Look outside yourself today – universal message for men, women, and in between – nothing makes you happier than a brief moment of exchanged compassion.

Peace.

first posting

I have finally stopped trying to sleep all day through Christmas. I feel safe to participate in live events again.

Christmas has always been a difficult holiday for me since becoming an adult. Even the allure of watching my Children excited each year is lost to me. As a 46-year-old woman living in poverty level, this time of year seems to make me take stock of all the things I have not done to progress this year.

I suffer from major depressive disorder and bipolar disorder depending on which psychiatrist’s diagnosis I go by. Thankfully, as a Veteran of the US Navy, I get treatment and medication.

December 2, 2013 I received a phone call that shook my weak mental foundation until it fully collapsed into a sinkhole never to be built upon again.

Dramatic? Yes. But to survive myself, I have to get this out.

My 42-year-old sibling was found hanging to death in a storage shed behind his rental home by his room mate.

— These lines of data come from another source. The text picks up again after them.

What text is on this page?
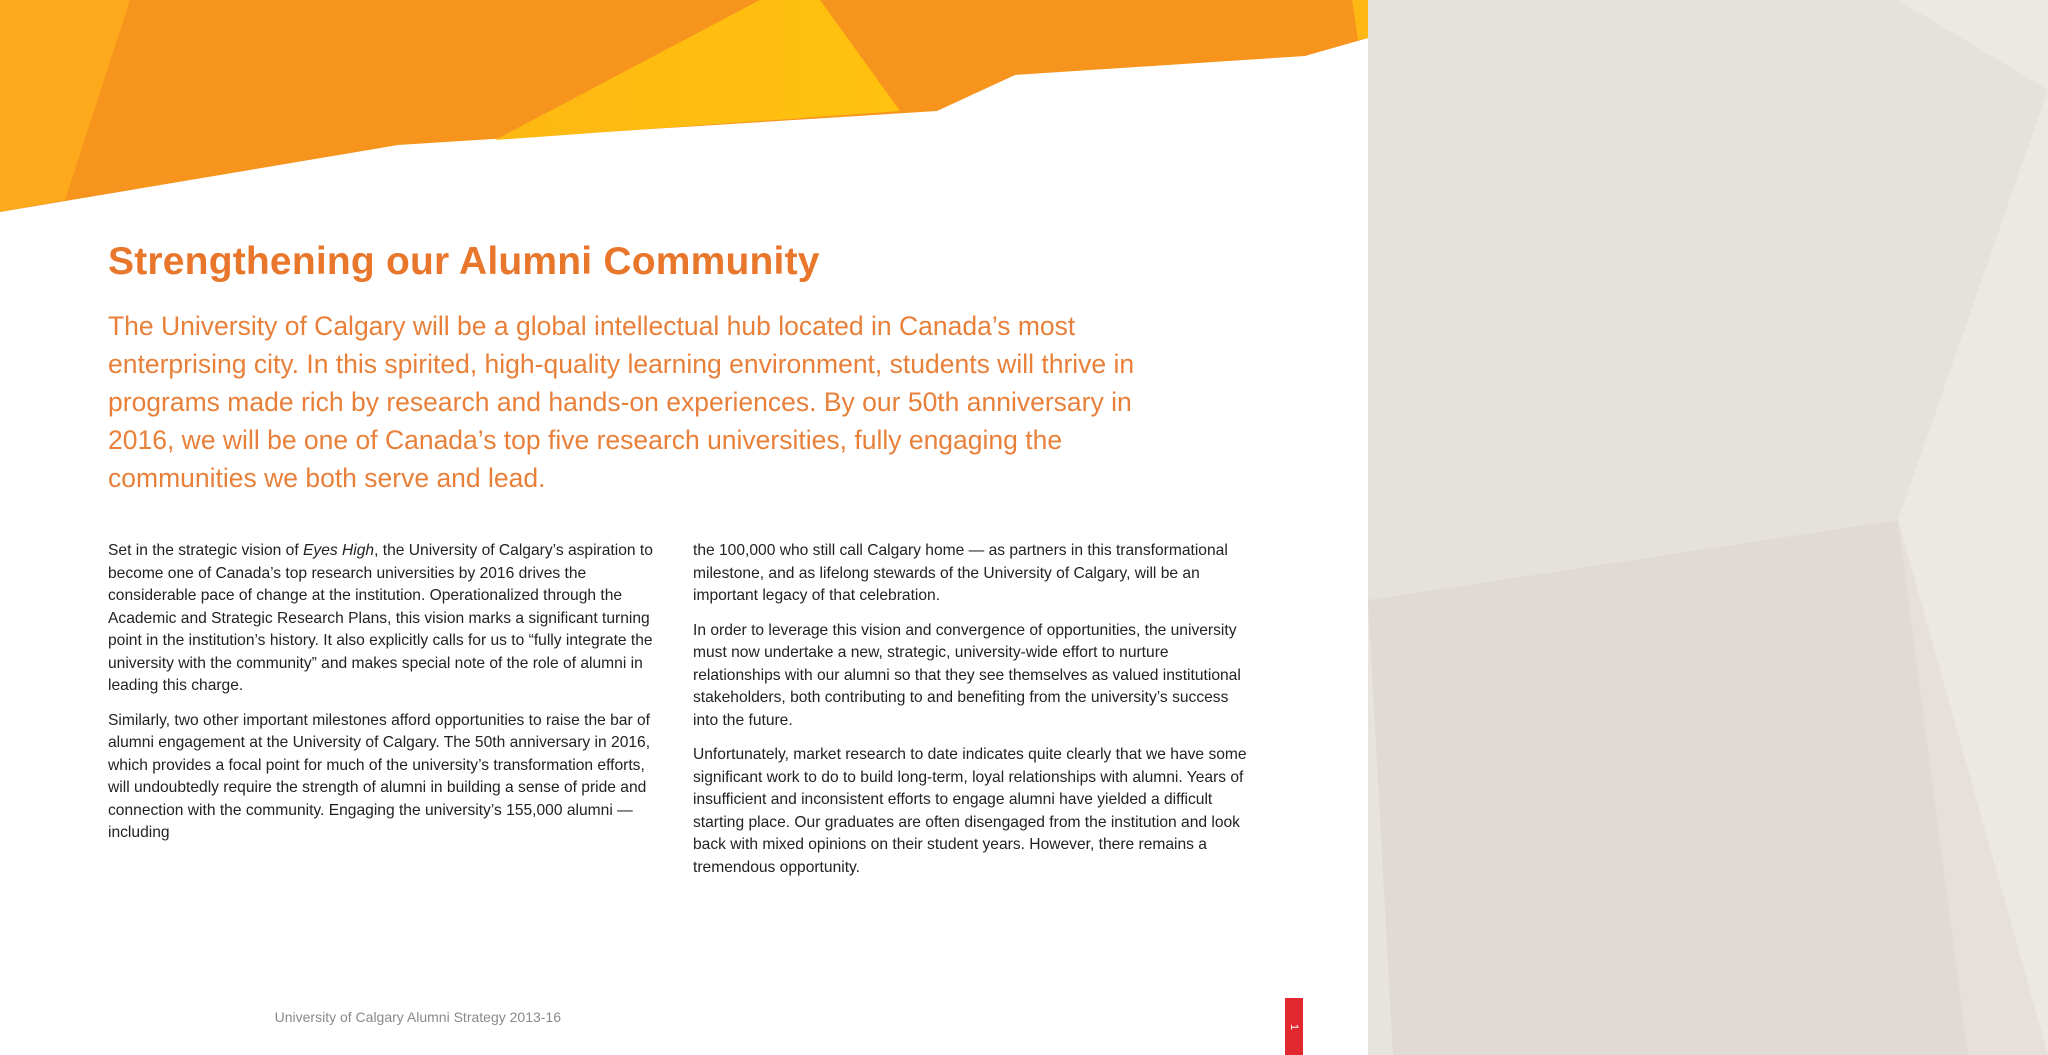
Strengthening our Alumni Community

The University of Calgary will be a global intellectual hub located in Canada’s most enterprising city. In this spirited, high-quality learning environment, students will thrive in programs made rich by research and hands-on experiences. By our 50th anniversary in 2016, we will be one of Canada’s top five research universities, fully engaging the communities we both serve and lead.

Set in the strategic vision of Eyes High, the University of Calgary’s aspiration to become one of Canada’s top research universities by 2016 drives the considerable pace of change at the institution. Operationalized through the Academic and Strategic Research Plans, this vision marks a significant turning point in the institution’s history. It also explicitly calls for us to “fully integrate the university with the community” and makes special note of the role of alumni in leading this charge.

Similarly, two other important milestones afford opportunities to raise the bar of alumni engagement at the University of Calgary. The 50th anniversary in 2016, which provides a focal point for much of the university’s transformation efforts, will undoubtedly require the strength of alumni in building a sense of pride and connection with the community. Engaging the university’s 155,000 alumni — including

the 100,000 who still call Calgary home — as partners in this transformational milestone, and as lifelong stewards of the University of Calgary, will be an important legacy of that celebration.

In order to leverage this vision and convergence of opportunities, the university must now undertake a new, strategic, university-wide effort to nurture relationships with our alumni so that they see themselves as valued institutional stakeholders, both contributing to and benefiting from the university’s success into the future.

Unfortunately, market research to date indicates quite clearly that we have some significant work to do to build long-term, loyal relationships with alumni. Years of insufficient and inconsistent efforts to engage alumni have yielded a difficult starting place. Our graduates are often disengaged from the institution and look back with mixed opinions on their student years. However, there remains a tremendous opportunity.

University of Calgary Alumni Strategy 2013-16
1
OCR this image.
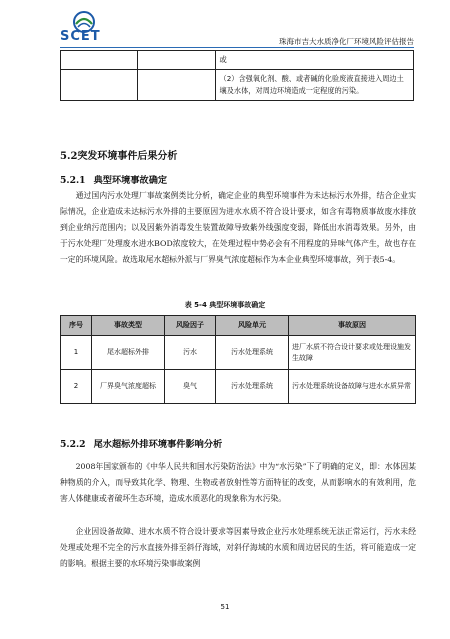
SCET	珠海市吉大水质净化厂环境风险评估报告
		或
		（2）含强氧化剂、酸、或者碱的化验废液直接进入周边土壤及水体，对周边环境造成一定程度的污染。
5.2突发环境事件后果分析
5.2.1 典型环境事故确定

通过国内污水处理厂事故案例类比分析，确定企业的典型环境事件为未达标污水外排，结合企业实际情况，企业造成未达标污水外排的主要原因为进水水质不符合设计要求，如含有毒物质事故废水排放到企业纳污范围内；以及因紫外消毒发生装置故障导致紫外线强度变弱，降低出水消毒效果。另外，由于污水处理厂处理废水进水BOD浓度较大，在处理过程中势必会有不用程度的异味气体产生，故也存在一定的环境风险。故选取尾水超标外派与厂界臭气浓度超标作为本企业典型环境事故，列于表5-4。

表 5-4 典型环境事故确定
序号	事故类型	风险因子	风险单元	事故原因
1	尾水超标外排	污水	污水处理系统	进厂水质不符合设计要求或处理设施发生故障
2	厂界臭气浓度超标	臭气	污水处理系统	污水处理系统设备故障与进水水质异常
5.2.2 尾水超标外排环境事件影响分析

2008年国家颁布的《中华人民共和国水污染防治法》中为“水污染”下了明确的定义，即：水体因某种物质的介入，而导致其化学、物理、生物或者放射性等方面特征的改变，从而影响水的有效利用，危害人体健康或者破坏生态环境，造成水质恶化的现象称为水污染。

企业因设备故障、进水水质不符合设计要求等因素导致企业污水处理系统无法正常运行，污水未经处理或处理不完全的污水直接外排至斜仔海域，对斜仔海域的水质和周边居民的生活，将可能造成一定的影响。根据主要的水环境污染事故案例

51
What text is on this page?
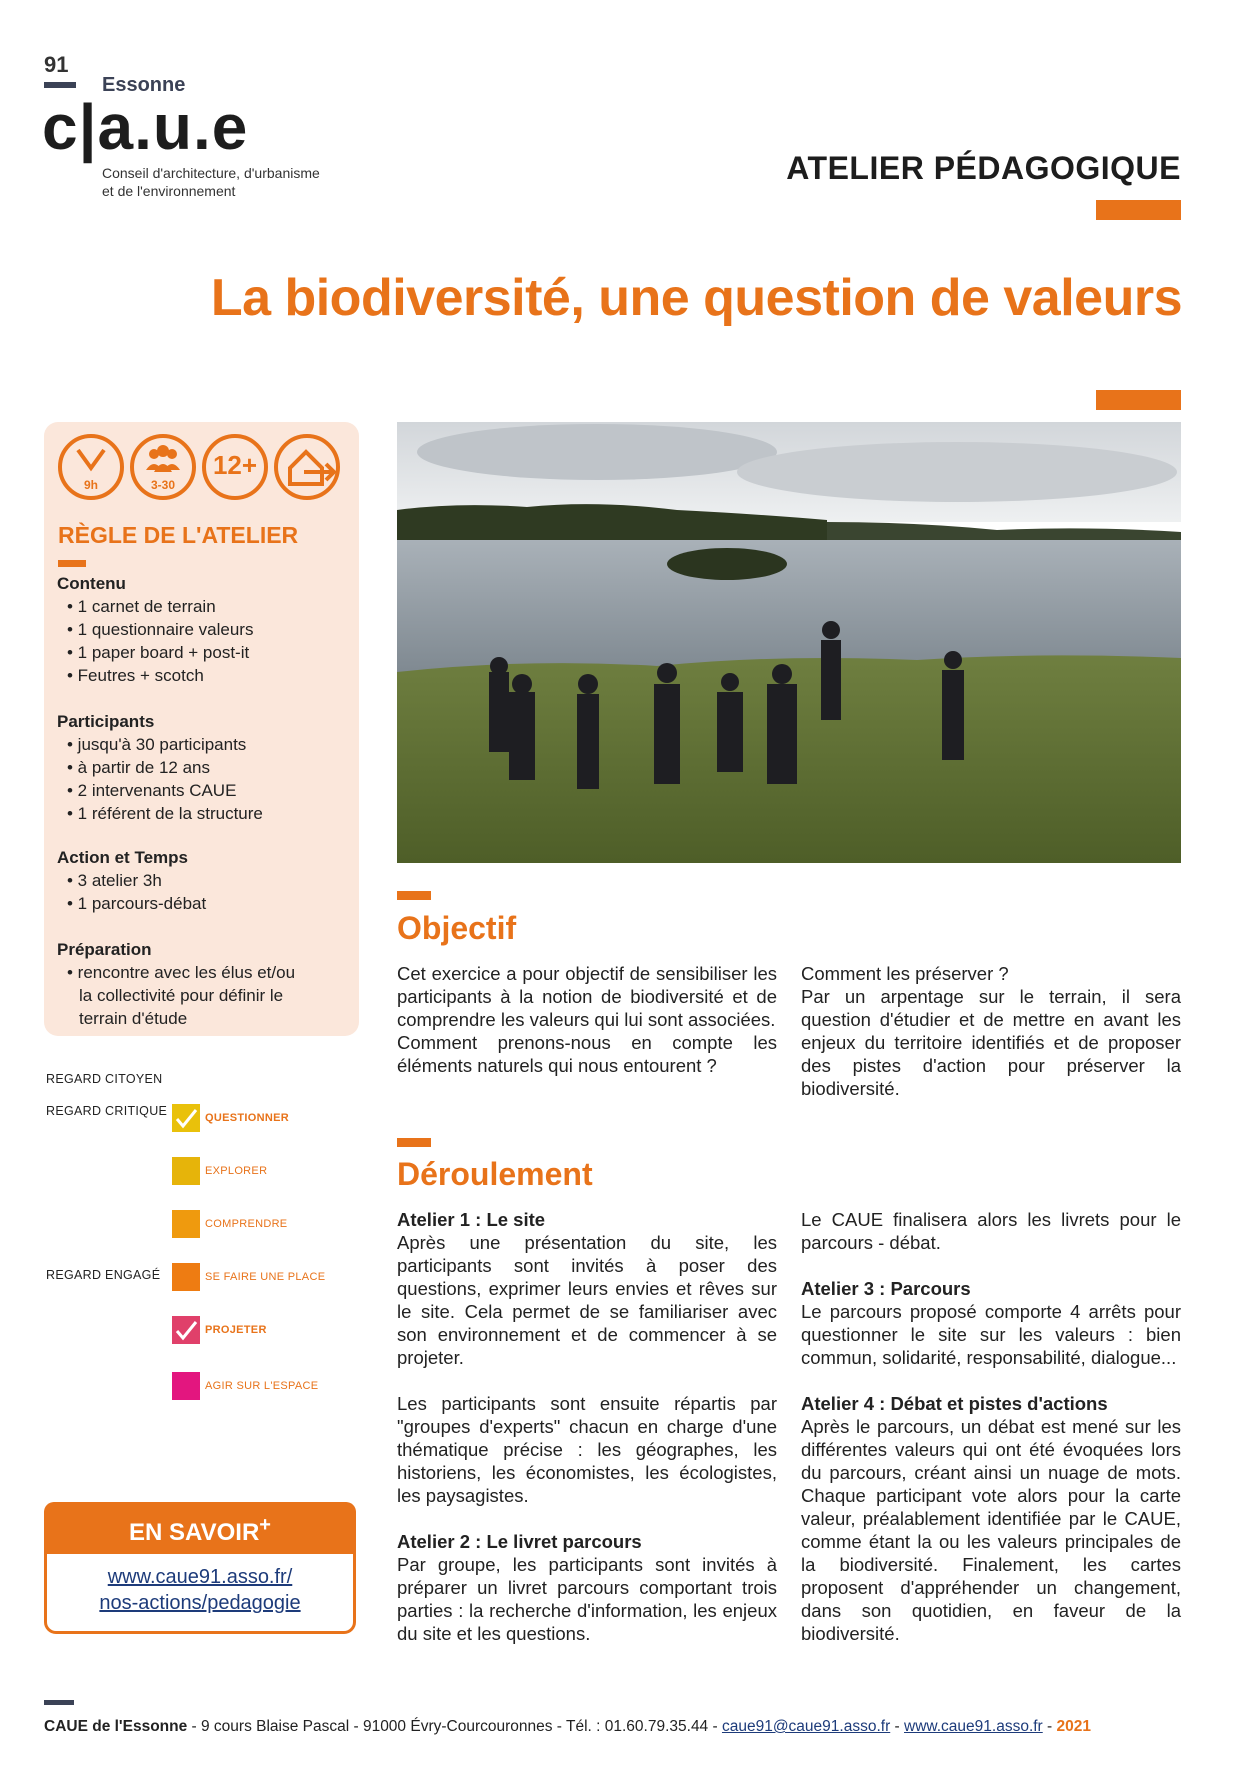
91
Essonne
c|a.u.e
Conseil d'architecture, d'urbanisme
et de l'environnement
ATELIER PÉDAGOGIQUE
La biodiversité, une question de valeurs
9h	3-30
12+
RÈGLE DE L'ATELIER
Contenu
• 1 carnet de terrain
• 1 questionnaire valeurs
• 1 paper board + post-it
• Feutres + scotch
Participants
• jusqu'à 30 participants
• à partir de 12 ans
• 2 intervenants CAUE
• 1 référent de la structure
Action et Temps
• 3 atelier 3h
• 1 parcours-débat
Préparation
• rencontre avec les élus et/ou
la collectivité pour définir le
terrain d'étude
REGARD CITOYEN
REGARD CRITIQUE
REGARD ENGAGÉ
QUESTIONNER
EXPLORER
COMPRENDRE
SE FAIRE UNE PLACE
PROJETER
AGIR SUR L'ESPACE
EN SAVOIR+
www.caue91.asso.fr/
nos-actions/pedagogie
Objectif

Cet exercice a pour objectif de sensibiliser les participants à la notion de biodiversité et de comprendre les valeurs qui lui sont associées.

Comment prenons-nous en compte les éléments naturels qui nous entourent ?

Comment les préserver ?

Par un arpentage sur le terrain, il sera question d'étudier et de mettre en avant les enjeux du territoire identifiés et de proposer des pistes d'action pour préserver la biodiversité.

Déroulement

Atelier 1 : Le site

Après une présentation du site, les participants sont invités à poser des questions, exprimer leurs envies et rêves sur le site. Cela permet de se familiariser avec son environnement et de commencer à se projeter.

Les participants sont ensuite répartis par "groupes d'experts" chacun en charge d'une thématique précise : les géographes, les historiens, les économistes, les écologistes, les paysagistes.

Atelier 2 : Le livret parcours

Par groupe, les participants sont invités à préparer un livret parcours comportant trois parties : la recherche d'information, les enjeux du site et les questions.

Le CAUE finalisera alors les livrets pour le parcours - débat.

Atelier 3 : Parcours

Le parcours proposé comporte 4 arrêts pour questionner le site sur les valeurs : bien commun, solidarité, responsabilité, dialogue...

Atelier 4 : Débat et pistes d'actions

Après le parcours, un débat est mené sur les différentes valeurs qui ont été évoquées lors du parcours, créant ainsi un nuage de mots. Chaque participant vote alors pour la carte valeur, préalablement identifiée par le CAUE, comme étant la ou les valeurs principales de la biodiversité. Finalement, les cartes proposent d'appréhender un changement, dans son quotidien, en faveur de la biodiversité.

CAUE de l'Essonne - 9 cours Blaise Pascal - 91000 Évry-Courcouronnes - Tél. : 01.60.79.35.44 - caue91@caue91.asso.fr - www.caue91.asso.fr - 2021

According to his long time friend, room mate and martial arts sensei, my brother was last seen drinking beer in the yard enjoying a fire.

His friend said goodnight and gone to bed.

The following day, and a day after that, when Kyle wasn’t home, his friend assumed my handsome younger brother had gone off with a lady friend as Kyle sometimes did. Seriously, my brother was ridiculously good looking and girls lost their minds around him.

The sensei was unaware of his roommate’s demise until he walked into their storage shed and found his corpse. I was told there was no doubt Kyle had departed his well-built shell.

That’s enough trauma to send a normal person into bad places. Yet to a clinically depressed person it is magnified by infinity.

I stopped caring about everything. I quit my job of 7 years. I lost my home, I jumped into methamphetamine usage and suffered abuse from people who had long ago lost any remorse they might have had for the things I let them do to me.

Luckily I had a safe place to run to when I got scared enough. I would like to think I have enough self preservation instincts to survive my own self destruction. However, it is a fine line I walk daily.

The funny thing is most people who know the surface me think I’m seriously and obnoxiously positive. I am happiest reaching out to others and making them feel happier, more confident.

I hope this first post helps someone feel like they are not alone. I will try to post helpful resources to help others survive, then thrive.